Cryptocurrency users suffered significant losses in 2023, with nearly $2 billion being lost to scams, rug pulls, and hacks. This amount is roughly half of what was lost in the previous year, indicating some improvement in security protocols. However, the industry still faces security risks, according to a report by security app De.Fi.
The reduction in losses can be attributed to several factors, including the implementation of improved security protocols, increased awareness within the cryptocurrency community, and decreased activity in the market. However, even with these improvements, the industry remains vulnerable to security threats.
It is worth noting that the $2 billion figure does not include the losses incurred due to the collapses of stablecoin issuer Terraform Labs, crypto lender Celsius, and the FTX exchange. When these losses, which amount to $40 billion, are taken into account, the overall impact on the industry becomes more significant.
The decrease in losses coincided with a bear market, during which major alternative tokens experienced significant declines before recovering in recent months. This recovery, coupled with the improved recovery rate of funds, which increased from 2% in 2022 to 10% in 2023, indicates some positive developments in the industry.
Among the different blockchains, Ethereum, the largest blockchain in terms of active users and value locked, suffered the highest losses. Approximately $1.35 billion was erased in an estimated 170 incidents. This highlights the appeal of Ethereum to malicious actors due to its extensive ecosystem and high-profile projects. The largest exploit on Ethereum occurred in July, with an attack on the cross-chain platform Multichain resulting in a loss of $230 million.
BNB Chain, another popular blockchain, also proved to be an attractive target, with $110.12 million lost across 213 incidents. Other networks, such as zkSync Era and Solana, also experienced losses, albeit on a smaller scale.
Losses on centralized platforms, including exchanges and trading platforms, amounted to around $256 million across seven cases. The largest of these incidents occurred in November when Poloniex was attacked, resulting in a loss of $122 million.
The report also highlights the most common methods used by attackers to exploit vulnerabilities in the cryptocurrency ecosystem.
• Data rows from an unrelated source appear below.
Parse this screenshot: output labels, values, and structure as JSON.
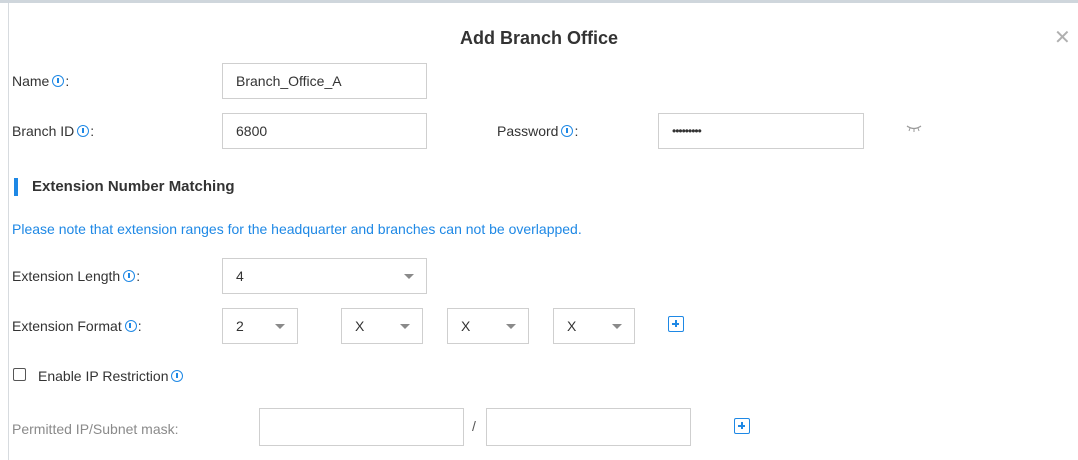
{
  "dialog": {
    "title": "Add Branch Office",
    "close_icon": "close-icon"
  },
  "form": {
    "name": {
      "label": "Name",
      "value": "Branch_Office_A"
    },
    "branch_id": {
      "label": "Branch ID",
      "value": "6800"
    },
    "password": {
      "label": "Password",
      "value": "•••••••••",
      "toggle_icon": "eye-hidden-icon"
    },
    "colon": ":"
  },
  "section": {
    "title": "Extension Number Matching",
    "note": "Please note that extension ranges for the headquarter and branches can not be overlapped."
  },
  "extension": {
    "length_label": "Extension Length",
    "length_value": "4",
    "format_label": "Extension Format",
    "format_values": [
      "2",
      "X",
      "X",
      "X"
    ],
    "add_icon": "plus-icon"
  },
  "ip_restriction": {
    "label": "Enable IP Restriction",
    "checked": false,
    "permitted_label": "Permitted IP/Subnet mask:",
    "ip_value": "",
    "mask_value": "",
    "separator": "/",
    "add_icon": "plus-icon"
  },
  "colors": {
    "accent": "#1e88e5",
    "text": "#333333",
    "border": "#cfcfcf"
  }
}
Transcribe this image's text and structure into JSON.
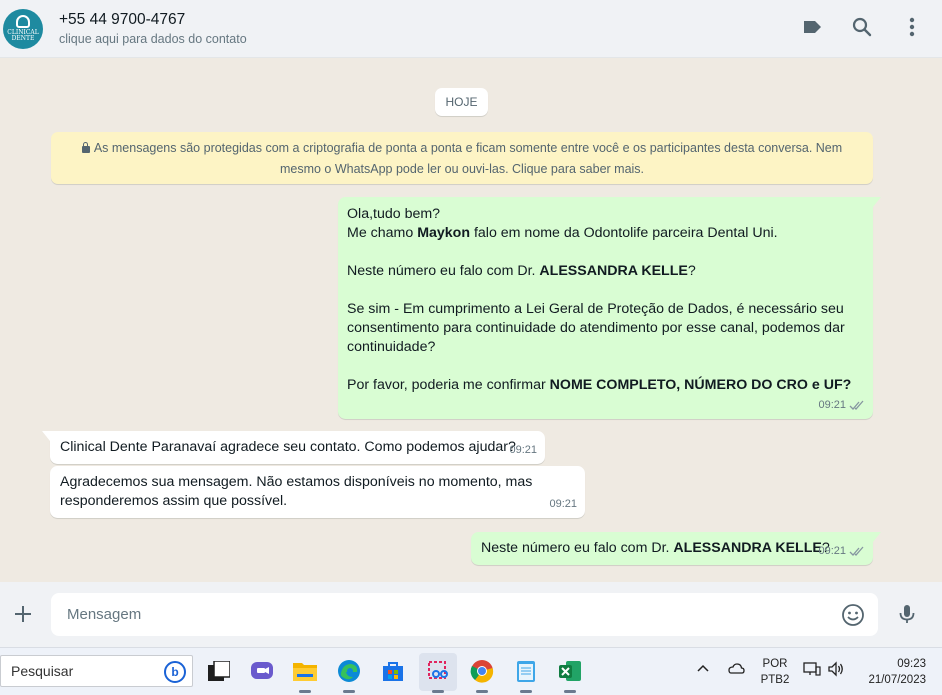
{
  "header": {
    "avatar_text": "CLINICAL DENTE",
    "contact_name": "+55 44 9700-4767",
    "contact_subtitle": "clique aqui para dados do contato",
    "icons": [
      "label-icon",
      "search-icon",
      "more-vert-icon"
    ]
  },
  "chat": {
    "date_chip": "HOJE",
    "encryption_notice": "As mensagens são protegidas com a criptografia de ponta a ponta e ficam somente entre você e os participantes desta conversa. Nem mesmo o WhatsApp pode ler ou ouvi-las. Clique para saber mais.",
    "messages": [
      {
        "direction": "out",
        "lines": {
          "l1": "Ola,tudo bem?",
          "l2_pre": "Me chamo ",
          "l2_bold": "Maykon",
          "l2_post": " falo em nome da Odontolife parceira Dental Uni.",
          "l3_pre": "Neste número eu falo com Dr. ",
          "l3_bold": "ALESSANDRA KELLE",
          "l3_post": "?",
          "l4a": "Se sim - Em cumprimento a Lei Geral de Proteção de Dados, é necessário seu",
          "l4b": "consentimento para continuidade do atendimento por esse canal, podemos dar",
          "l4c": "continuidade?",
          "l5_pre": "Por favor, poderia me confirmar ",
          "l5_bold": "NOME COMPLETO, NÚMERO DO CRO e UF?"
        },
        "time": "09:21",
        "status": "delivered"
      },
      {
        "direction": "in",
        "text": "Clinical Dente Paranavaí agradece seu contato. Como podemos ajudar?",
        "time": "09:21"
      },
      {
        "direction": "in",
        "text_line1": "Agradecemos sua mensagem. Não estamos disponíveis no momento, mas",
        "text_line2": "responderemos assim que possível.",
        "time": "09:21"
      },
      {
        "direction": "out",
        "text_pre": "Neste número eu falo com Dr. ",
        "text_bold": "ALESSANDRA KELLE",
        "text_post": "?",
        "time": "09:21",
        "status": "delivered"
      }
    ]
  },
  "composer": {
    "placeholder": "Mensagem"
  },
  "taskbar": {
    "search_label": "Pesquisar",
    "lang_top": "POR",
    "lang_bottom": "PTB2",
    "time": "09:23",
    "date": "21/07/2023"
  },
  "colors": {
    "outgoing_bubble": "#d9fdd3",
    "incoming_bubble": "#ffffff",
    "chat_background": "#efeae2",
    "encryption_banner": "#fdf4c5",
    "avatar": "#1e8aa0"
  }
}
Access control exploits were found to be the most damaging, resulting in losses of over $852 million in 29 instances. These exploits take advantage of weaknesses in how permissions and access rights are managed within smart contracts or platforms, granting unauthorized access to funds or critical functionalities.
Flash-loan attacks were the second-most cash-generative method, leading to losses of $275 million over 36 cases. These attacks exploit the uncollateralized loan feature in decentralized finance (DeFi), allowing attackers to borrow large amounts of cryptocurrency without upfront capital. The borrowed funds are then used to manipulate market prices and exploit vulnerabilities in DeFi.
Exit scams accounted for $136 million over 263 cases. In an exit scam, a rogue developer drains all liquidity from a token they have issued or removes their online presence after raising money from unsuspecting market participants.
Overall, while there has been some improvement in security protocols and a decrease in losses compared to the previous year, the cryptocurrency industry still faces significant security risks. The report by De.Fi serves as a reminder that users and industry participants must remain vigilant and continue to prioritize security measures to protect themselves and their investments.